Recent advances in machine learning with big labeled data allow us to achieve human-level performance in various tasks such as speech recognition, image understanding, and natural language translation. On the other hand, there are still many application domains---including robotics---where human labor is involved in the data acquisition process and thus the use of massive labeled data is prohibited. In this tutorial, I will introduce recent advances in classification techniques from weak supervision, including classification from two sets of unlabeled data, classification from positive and unlabeled data, and a novel approach to semi-supervised classification.

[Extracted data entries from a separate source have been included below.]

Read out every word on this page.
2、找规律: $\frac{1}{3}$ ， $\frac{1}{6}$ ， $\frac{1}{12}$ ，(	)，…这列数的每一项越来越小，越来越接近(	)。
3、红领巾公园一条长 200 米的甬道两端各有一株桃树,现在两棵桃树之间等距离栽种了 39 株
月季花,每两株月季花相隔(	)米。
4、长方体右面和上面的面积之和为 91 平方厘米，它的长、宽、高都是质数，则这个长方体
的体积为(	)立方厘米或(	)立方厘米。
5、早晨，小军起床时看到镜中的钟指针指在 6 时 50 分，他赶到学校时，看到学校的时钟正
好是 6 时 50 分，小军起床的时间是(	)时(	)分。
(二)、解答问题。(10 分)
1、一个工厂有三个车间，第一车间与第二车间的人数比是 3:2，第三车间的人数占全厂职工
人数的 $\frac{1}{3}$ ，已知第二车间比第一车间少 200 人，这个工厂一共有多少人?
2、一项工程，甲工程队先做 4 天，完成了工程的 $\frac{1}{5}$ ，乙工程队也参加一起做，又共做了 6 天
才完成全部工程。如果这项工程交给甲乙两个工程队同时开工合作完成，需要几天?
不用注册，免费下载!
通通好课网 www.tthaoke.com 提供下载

Bio: Masashi Sugiyama received the PhD degree in Computer Science from Tokyo Institute of Technology, Japan in 2001. He has been Professor at the University of Tokyo since 2014 and concurrently appointed as Director of RIKEN Center for Advanced Intelligence Project in 2016. His research interests include theory, algorithms, and applications of machine learning. He (co)-authored several books such as Density Ratio Estimation in Machine Learning (Cambridge University Press, 2012), Machine Learning in Non-Stationary Environments (MIT Press, 2012), Statistical Reinforcement Learning (Chapman and Hall, 2015), and Introduction to Statistical Machine Learning (Morgan Kaufmann, 2015). He served as a Program co-chair and General co-chair of the Neural Information Processing Systems conference in 2015 and 2016, respectively. Masashi Sugiyama received the Japan Society for the Promotion of Science Award and the Japan Academy Medal in 2017.